Guru nyasar, sosok yang hanya melihat guru sebuah profesi alternatif di tengah kesulitan mencari kerja. Tipe ini yang penting adalah bekerja, memberikan materi seadanya, pasang muka killer, dan selalu memarahi muridnya dengan kata-kata yang tidak seharusnya.
Guru bayar, memiliki tipikal pada awal bulan penuh semangat mengajar, dan pada akhir bulan lemas. Guru kategori ini biasanya tidak pernah menghafal nama anak didiknya. Bila diumpamakan, ada uang aku sayang, tidak ada uang aku melayang.
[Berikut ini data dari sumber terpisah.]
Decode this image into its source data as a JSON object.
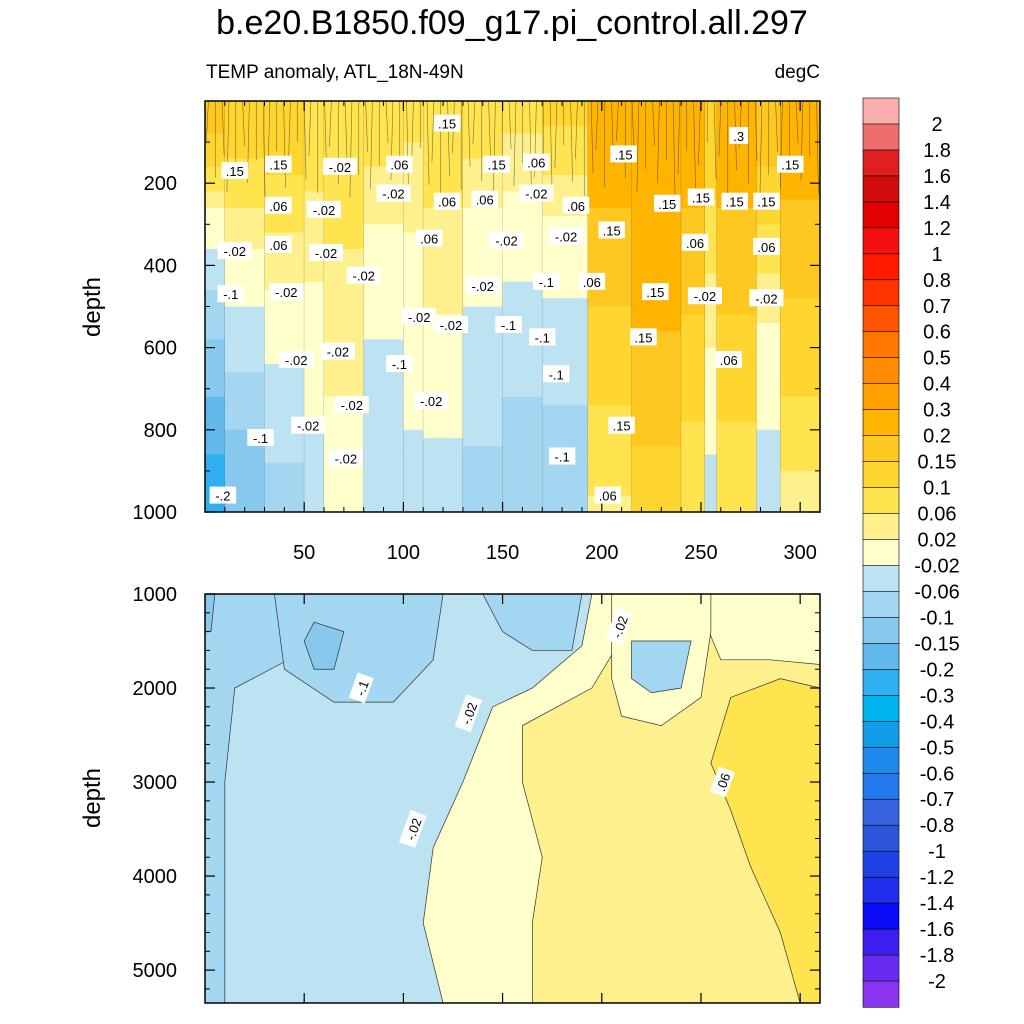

Guru sadar, sosok pendidik yang mampu memosisikan diri sebagai orang tua. Anak didik dianggap sebagai anak kandung sendiri. Ia sadar bergaji kecil, tapi lebih mengharapkan gaji yang cair di akhirat. Ia juga kenal dekat dengan siswa dan orang tuanya. Guru kategori ini mampu menyenangkan dan menggerakkan semangat siswanya. Guru sadar ini mampu memerankan dirinya sebagai sosok sebagaimana diuraikan Eric Hoyle dalam bukunya, The Role of Teacher.
Muhammad Atiyah al-Abrasyi, Abdurrahman an-Nahlawi, dan Imam al-Ghazali menambahkan sifat-sifat yang dimiliki sosok guru sadar, yaitu zuhud, kebersihan diri, ikhlas, pemaaf, kebapak-bapakan, mengetahui tabiat anak didik, menguasai mata pelajaran, bersifat rabbani, sabar, jujur, senantiasa membekali diri dengan ilmu, mampu menggunakan berbagai metode mengajar, mampu mengelola anak didik, mengetahui keadaan psikis anak didik, memiliki kepekaan dalam mengantisipasi perkembangan yang terjadi, bersifat adil, tidak meninggalkan nasihat, tidak berlaku kasar, tidak menjelek-jelekkan ilmu yang lain di depan anak didik, tidak mengajarkan sesuatu di luar kemampuan anak didik, mengajarkan pelajaran secara jelas, dan hendaknya pendidik mengamalkan ilmunya.
Wahai bapak dan ibu guru, termasuk tipe guru manakah kita: nyasar, bayar, ataukah sadar?

•Republika, Guru Menulis, 14/12-2011.